A recent state-by-state survey by the Governors Highway Safety Association found that motorcycle fatalities in the U.S. dropped by at least 2 percent in 2010. This is the second consecutive year of declines after eleven straight years of rising motorcycle fatalities.
Unlike the national trend, Pennsylvania saw a 6 percent increase in motorcycle fatalities during the first nine months of 2010. During the first three quarters of the year, Pennsylvania reported 197 motorcycle fatalities, compared to the 186 fatalities reported during the same period of 2009.
According to the Pennsylvania Department of Transportation, there were more than 4,000 motorcycle accidents on the state’s roads in 2010. There were a total of 233 motorcyclist deaths on Pennsylvania roadways in 2010.
The Governors’ Safety Association Report noted that the 2 percent decline is somewhat encouraging. But a more dramatic decline had been expected, considering the 16 percent drop recorded the previous year.

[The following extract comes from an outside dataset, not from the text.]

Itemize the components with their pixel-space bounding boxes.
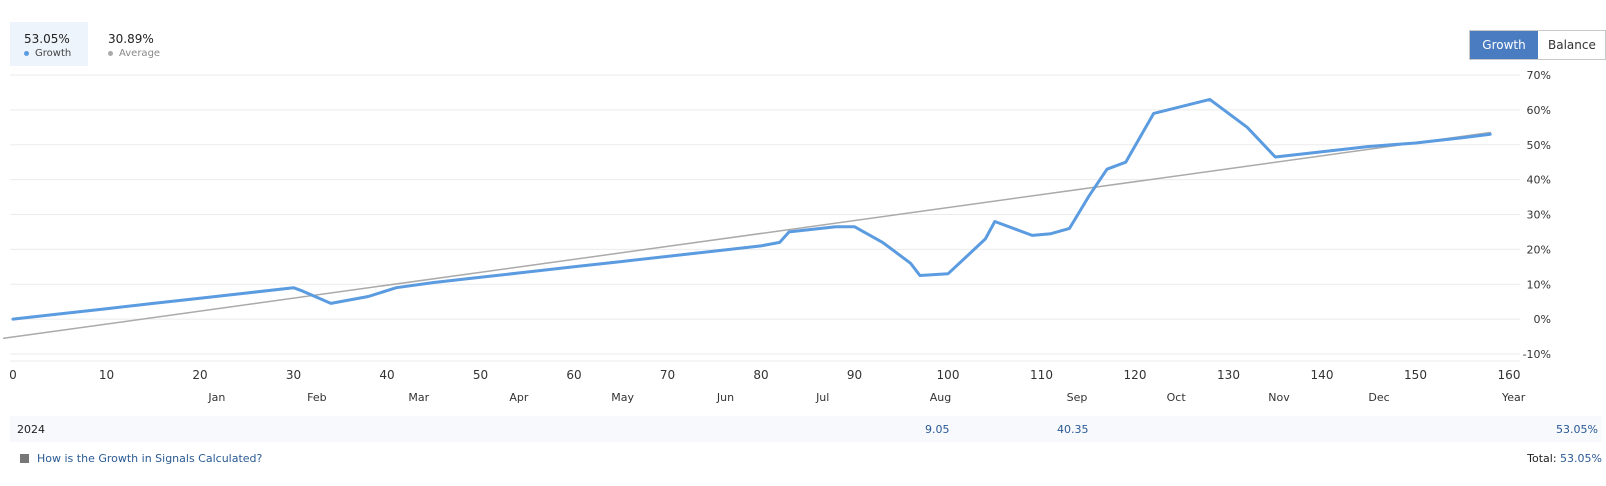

Traffic safety analysts are concerned that the decrease in fatalities was clustered in the early months of 2010 and that national motorcyclist deaths are now rising. According to the report, motorcycle fatalities actually increased by 3 percent during the last quarter of 2010 when compared to the same period in 2009. The report also points out that increased motorcycle use and registrations due to rising fuel prices and a failing economy may be influencing the fatality rate.
In Pennsylvania, the number of registered motorcycles rose by almost 5,000 and the state’s biking community gained 10,000 new licensed riders in 2010.
Pennsylvania Governor Tom Corbett made this statement when endorsing Motorcycle Safety Awareness Month earlier this year: “It is essential for everyone to be aware of motorcycles…and recognize the importance of always staying alert and practicing safe driving techniques,” said Corbett, “By working together and respecting one another while driving and riding, we can all enjoy safer roadways.”
Those are wise words – not only during Motorcycle Safety Awareness Month, but all year round.